Josh Woodward, VP of Google Labs, said users can now “‘Stitch’ screens together in seconds and simply click ‘Play’,” according to SiliconAngle.

The tool is built on Google’s Gemini large language models and generates HTML and CSS code with support for the Tailwind development framework, SiliconAngle reported. Stitch originally launched at Google I/O in May 2025 and remains free through Google Labs.

Market Impact

Figma shares fell 8 percent on Wednesday, March 19, followed by a decline of more than 4 percent on Thursday, according to CNBC. The stock is now down roughly 35 percent year-to-date, tumbling alongside a broader slide in the software industry that has been driven by concerns about artificial intelligence displacing paid software tools.

Google is not charging for Stitch, nor does it make promises about the long-term availability of the service, CNBC noted. The lack of a price tag has amplified investor anxiety about competitive threats to Figma’s subscription-based business model, which charges between $15 and $45 per month.

What We Don’t Know

Several questions remain unanswered. Google has not disclosed adoption numbers for Stitch or provided a timeline for when it might exit the Labs experimental phase and become a fully supported product. It is also unclear whether Google intends to eventually charge for the tool or continue offering it for free.

The quality and reliability of AI-generated designs at production scale remains unproven.

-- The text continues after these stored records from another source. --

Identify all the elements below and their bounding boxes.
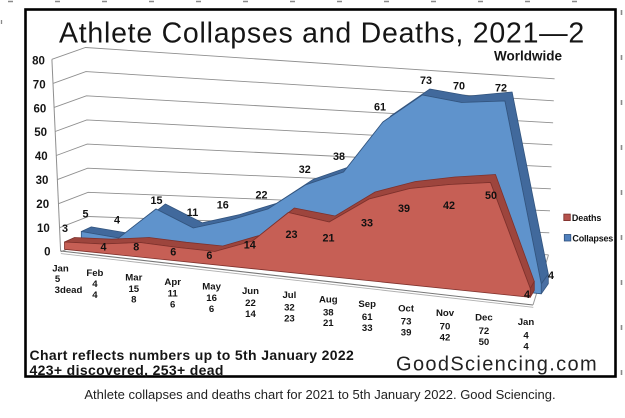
svg-text:38: 38 (323, 307, 334, 318)
svg-text:73: 73 (420, 75, 432, 87)
svg-text:Dec: Dec (475, 312, 493, 323)
svg-text:11: 11 (168, 289, 179, 300)
svg-text:4: 4 (92, 290, 98, 301)
svg-text:Mar: Mar (125, 272, 142, 283)
svg-text:6: 6 (170, 246, 176, 258)
svg-text:61: 61 (362, 312, 373, 323)
svg-text:80: 80 (32, 56, 45, 68)
svg-text:23: 23 (285, 229, 297, 241)
svg-text:20: 20 (36, 199, 49, 211)
svg-text:70: 70 (440, 321, 451, 332)
svg-text:42: 42 (440, 332, 451, 343)
svg-text:14: 14 (244, 240, 256, 252)
svg-text:72: 72 (479, 326, 490, 337)
svg-text:6: 6 (206, 250, 212, 262)
svg-text:61: 61 (374, 102, 386, 114)
svg-text:42: 42 (443, 200, 455, 212)
svg-text:Jan: Jan (518, 317, 535, 328)
svg-text:22: 22 (245, 298, 256, 309)
svg-text:32: 32 (299, 164, 311, 176)
svg-text:Jan: Jan (52, 264, 69, 275)
svg-text:Feb: Feb (86, 268, 103, 279)
svg-text:39: 39 (398, 203, 410, 215)
svg-text:6: 6 (170, 299, 175, 310)
svg-text:39: 39 (401, 328, 412, 339)
svg-text:8: 8 (133, 241, 139, 253)
svg-text:11: 11 (187, 207, 198, 219)
svg-text:21: 21 (323, 318, 334, 329)
svg-text:30: 30 (36, 175, 49, 187)
svg-text:72: 72 (495, 83, 507, 95)
svg-text:8: 8 (131, 295, 137, 306)
svg-text:33: 33 (361, 218, 373, 230)
svg-text:Worldwide: Worldwide (494, 49, 562, 64)
svg-text:Athlete Collapses and Deaths,: Athlete Collapses and Deaths, 2021—2 (59, 18, 585, 50)
svg-text:16: 16 (206, 293, 217, 304)
svg-text:73: 73 (401, 317, 412, 328)
svg-text:10: 10 (37, 223, 50, 235)
svg-text:4: 4 (523, 342, 529, 353)
svg-text:3dead: 3dead (55, 285, 83, 296)
svg-text:GoodSciencing.com: GoodSciencing.com (396, 354, 598, 376)
svg-text:4: 4 (548, 270, 554, 282)
svg-text:4: 4 (523, 331, 529, 342)
svg-text:Aug: Aug (319, 295, 338, 306)
svg-text:423+ discovered, 253+ dead: 423+ discovered, 253+ dead (30, 362, 224, 378)
svg-text:May: May (202, 281, 221, 292)
svg-text:3: 3 (62, 223, 68, 235)
svg-text:32: 32 (284, 303, 295, 314)
svg-text:70: 70 (453, 81, 465, 93)
svg-text:0: 0 (44, 247, 50, 259)
svg-text:16: 16 (217, 199, 229, 211)
svg-text:4: 4 (524, 289, 530, 301)
svg-text:Chart reflects numbers up to 5: Chart reflects numbers up to 5th January… (30, 347, 355, 363)
svg-text:Sep: Sep (358, 299, 376, 310)
svg-text:Jul: Jul (282, 290, 296, 301)
svg-text:50: 50 (34, 127, 47, 139)
svg-text:50: 50 (479, 337, 490, 348)
svg-text:14: 14 (245, 309, 256, 320)
svg-text:21: 21 (322, 233, 334, 245)
svg-text:23: 23 (284, 314, 295, 325)
svg-text:6: 6 (209, 304, 214, 315)
svg-text:Jun: Jun (242, 286, 259, 297)
svg-text:15: 15 (150, 195, 162, 207)
svg-text:33: 33 (362, 323, 373, 334)
svg-text:5: 5 (55, 274, 61, 285)
svg-text:60: 60 (34, 103, 47, 115)
svg-text:4: 4 (92, 279, 98, 290)
svg-text:38: 38 (333, 151, 345, 163)
svg-text:Apr: Apr (164, 277, 181, 288)
svg-text:Deaths: Deaths (572, 213, 602, 223)
svg-text:40: 40 (35, 151, 48, 163)
svg-text:Nov: Nov (436, 308, 455, 319)
svg-text:4: 4 (114, 215, 120, 227)
svg-text:22: 22 (255, 189, 267, 201)
svg-text:50: 50 (485, 190, 497, 202)
svg-text:70: 70 (33, 79, 46, 91)
svg-text:5: 5 (82, 209, 88, 221)
svg-text:4: 4 (100, 241, 106, 253)
svg-text:15: 15 (128, 284, 139, 295)
svg-text:Oct: Oct (398, 304, 415, 315)
svg-text:Collapses: Collapses (572, 233, 613, 243)
svg-text:Athlete collapses and deaths c: Athlete collapses and deaths chart for 2… (84, 387, 555, 402)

Early assessments from developers suggest the tool handles roughly 80 percent of initial design work effectively but still requires human refinement for polished results.

Whether the MCP integrations will extend beyond initial coding assistants to support the broader ecosystem of design and development tools is also an open question.

Analysis

The Stitch update represents a broader pattern in which large platform companies are using AI to commoditize adjacent software categories. By offering a free AI design tool that generates production-ready code, Google is effectively positioning initial UI design as a commodity — shifting competitive value from the creation phase to the refinement and system-management phase where tools like Figma have traditionally dominated.

The timing is notable. Figma went public in 2025 after its failed $20 billion acquisition by Adobe, and is now navigating public-market pressures while simultaneously defending against AI disruption from multiple directions. The 35 percent year-to-date decline in Figma’s stock reflects a market that is repricing the entire design software category in anticipation of AI-driven disruption.